Setelah lama berdiri di depan jendela, Naruto akhirnya memutuskan pergi. Ia mengenakan jas hitam yang tertnggal di sandaran bangku, lalu bergegas menghapiri pintu. Sebelum pergi Naruto menatap ke arah Sakura yang kini tengah tidur dengan pulas di tengah ranjang. Dia tampak hanyut dalam mimpi, serta selimut tebal menjadi penghangat tubuh mungilnya. Naruto tak habis fikir, bagaiaman bisa sekarang gadis manis itu patuh padanya. Setelah berminggu-minggu lalu terus membantah, akhirnya dia luluh juga. Buktinya saja semalam. Dia bahkan begitu penurut ketika disuruh bersembunyi, setelah itu mengikuti kemana ia membawanya pergi.

Sulit dipercaya, ternyata gadis keras kepala bisa juga patuh..

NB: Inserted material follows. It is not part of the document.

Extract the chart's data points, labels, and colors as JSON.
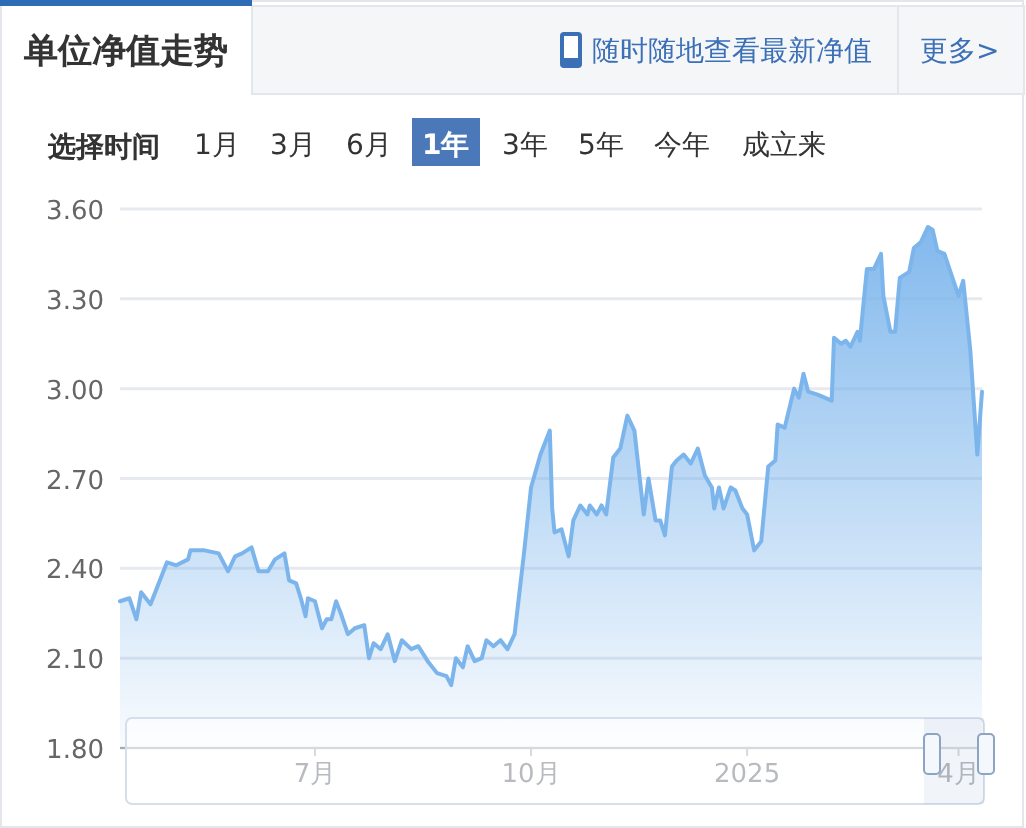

Sebelah sudut bibir Naruto tertarik ke atas saat melihat Sakura menggeliat di tengah terpejam. Manis sekali gadis itu. Buru-buru Naruto menggeleng— menyadarkan diri. Ia mau pergi, bukan mau mengamati Sakura tidur. Pria itu membuka gagang pintu, kemudian keluar dari kamar hotel tersebut. Ia percaya Sakura tak akan kabur walau tidak di ikat. Dia sudah menjadi gadis patuh sekarang.

Sakura menarik selimut semakin jauh ke lehernya. Pagi ini dingin sekali, padahal AC tak menyala, dan juga ia tidur dengan baju lengkap. Tapi tetap saja hawa dingin mampu menusuk-nusuk tulangnya, hingga menimbulkan rasa ngilu di setiap bagian sendi.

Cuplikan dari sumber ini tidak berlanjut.